Touring for the past five years, El-Hakim has presented his exhibit before
audiences as diverse as the Detroit City Council, the New Black Panther
Nation, Black Cinema Café, and prisoners at the Mound Correctional Facility.
He eventually looks to establishing his collection at a permanent site.
"My goal," he says, "is to have these items in the public eye.
It does me no benefit to say I have this in my house. I want people to be
able to touch and fell, to look at 'em, to have access to 'em."
Viewing with distaste the naming of galleries and the theather at the Charles
H. Wright Museum of African American History after white corporations,
El-Hakim is specific in what support he seeks to establish his collection.
"I want, when I open this museum," he says, "to be fully
funded and supported by the Black community and Black corporations. I would
rather not take a dime from anyone other than us, and definitely no white
corporate sponsorship.
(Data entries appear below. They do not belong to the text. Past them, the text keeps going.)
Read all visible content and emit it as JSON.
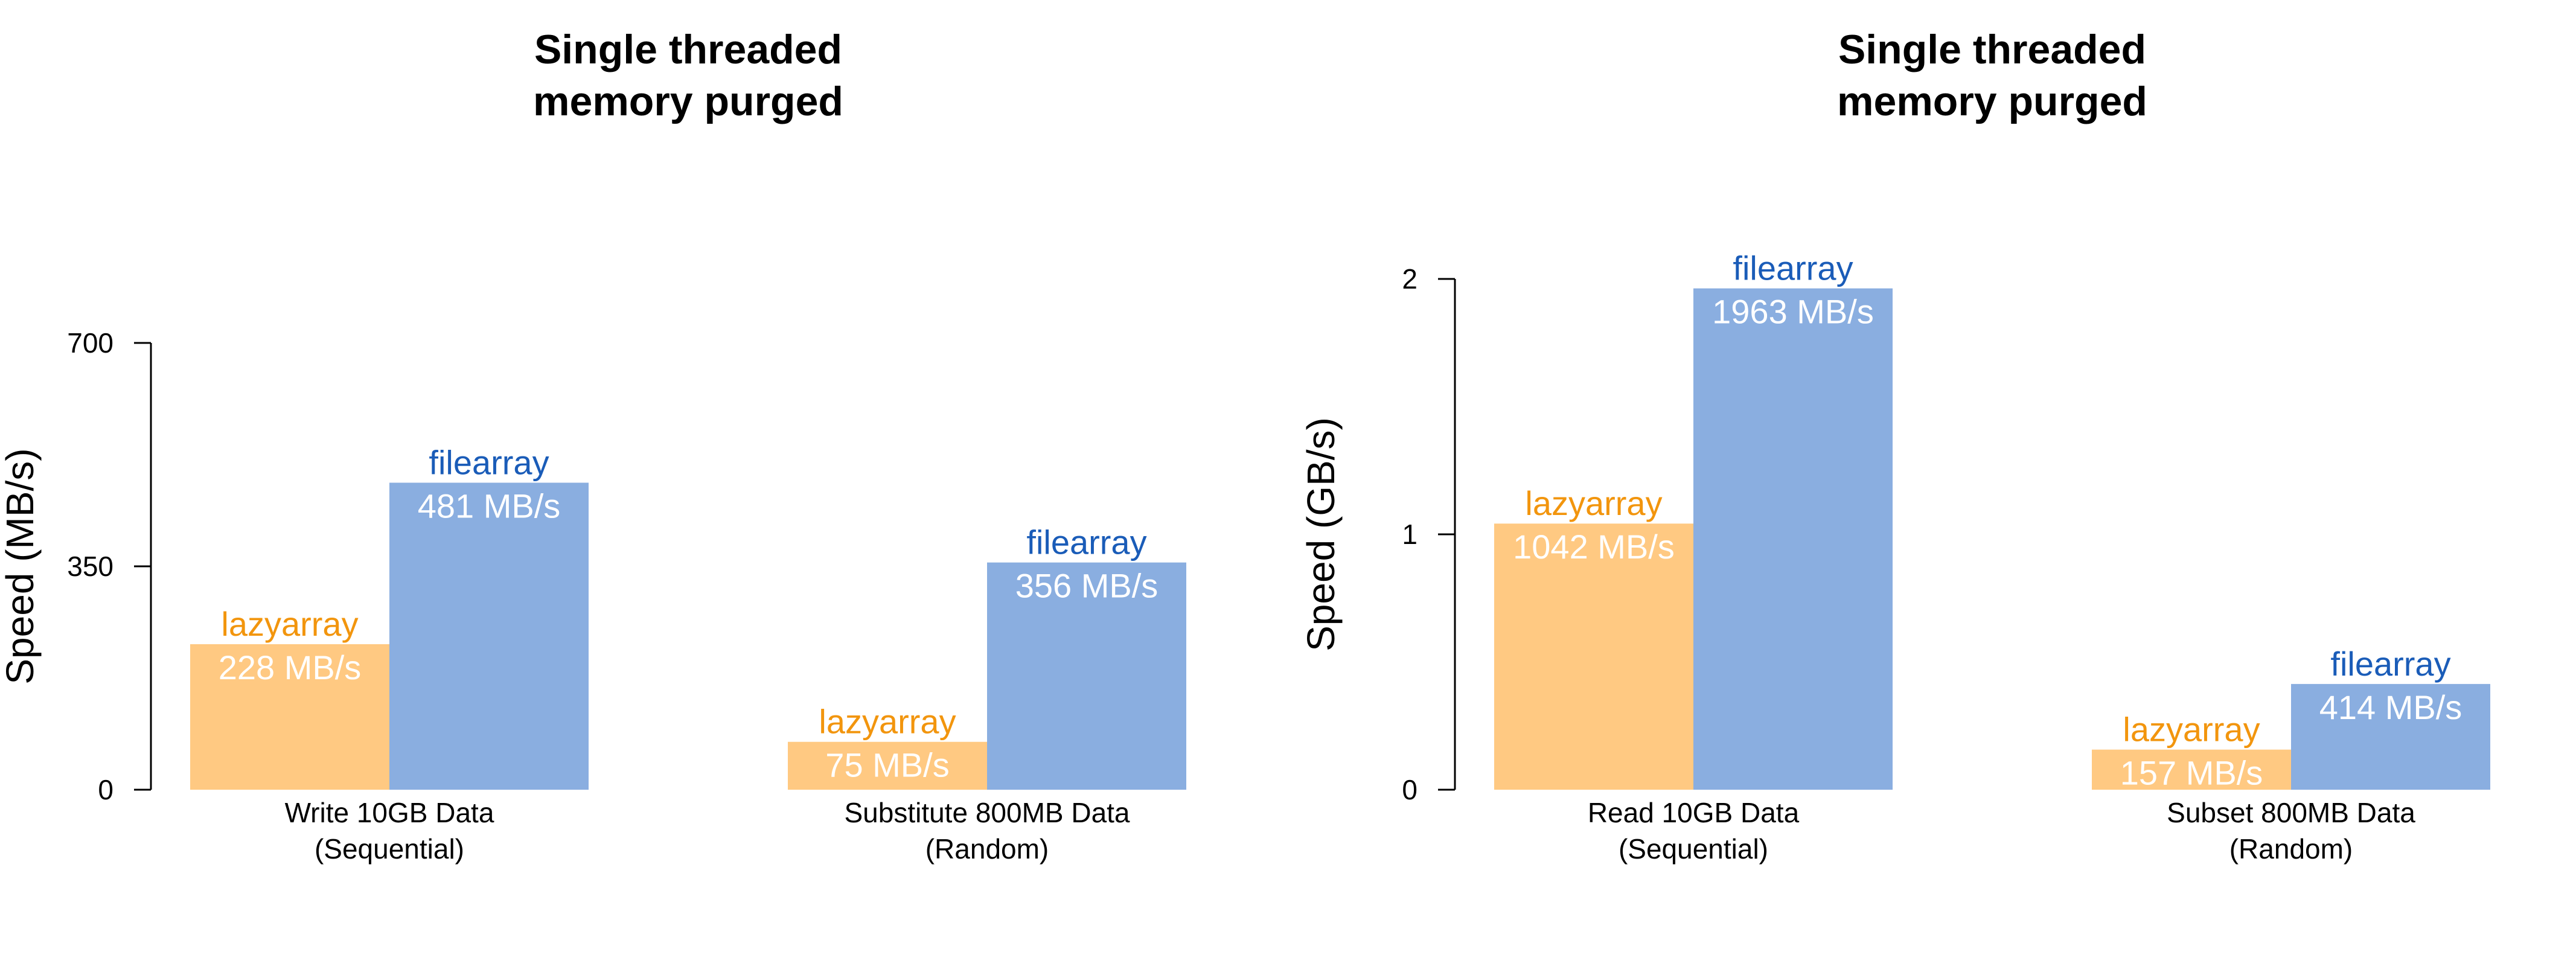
{
  "chart_data": [
    {
      "type": "bar",
      "title": [
        "Single threaded",
        "memory purged"
      ],
      "xlabel": "",
      "ylabel": "Speed (MB/s)",
      "ylim": [
        0,
        700
      ],
      "yticks": [
        0,
        350,
        700
      ],
      "ytick_labels": [
        "0",
        "350",
        "700"
      ],
      "categories": [
        [
          "Write 10GB Data",
          "(Sequential)"
        ],
        [
          "Substitute 800MB Data",
          "(Random)"
        ]
      ],
      "series": [
        {
          "name": "lazyarray",
          "color": "#FFC982",
          "label_color": "#F2950D",
          "values": [
            228,
            75
          ],
          "value_labels": [
            "228 MB/s",
            "75 MB/s"
          ]
        },
        {
          "name": "filearray",
          "color": "#8AAEE0",
          "label_color": "#1A5CB8",
          "values": [
            481,
            356
          ],
          "value_labels": [
            "481 MB/s",
            "356 MB/s"
          ]
        }
      ],
      "grid": false,
      "legend": "none"
    },
    {
      "type": "bar",
      "title": [
        "Single threaded",
        "memory purged"
      ],
      "xlabel": "",
      "ylabel": "Speed (GB/s)",
      "ylim": [
        0,
        2
      ],
      "yticks": [
        0,
        1,
        2
      ],
      "ytick_labels": [
        "0",
        "1",
        "2"
      ],
      "categories": [
        [
          "Read 10GB Data",
          "(Sequential)"
        ],
        [
          "Subset 800MB Data",
          "(Random)"
        ]
      ],
      "series": [
        {
          "name": "lazyarray",
          "color": "#FFC982",
          "label_color": "#F2950D",
          "values": [
            1.042,
            0.157
          ],
          "value_labels": [
            "1042 MB/s",
            "157 MB/s"
          ]
        },
        {
          "name": "filearray",
          "color": "#8AAEE0",
          "label_color": "#1A5CB8",
          "values": [
            1.963,
            0.414
          ],
          "value_labels": [
            "1963 MB/s",
            "414 MB/s"
          ]
        }
      ],
      "grid": false,
      "legend": "none"
    }
  ]
}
I would refuse it because it comes at too big of a
El-Hakim contends, however, that Black people stand to pay a bigger price if
we don't do a better job at preserving our history.
"If we don't keep hold of our possessions, then white folks come in and
take our stuff and sell it on the market as they [tried] to do with the
Malcolm X collection," he says. "Most of the stuff I get from white
people. And white people should not have some of the things that I have, such
as personal belongings that should be ours."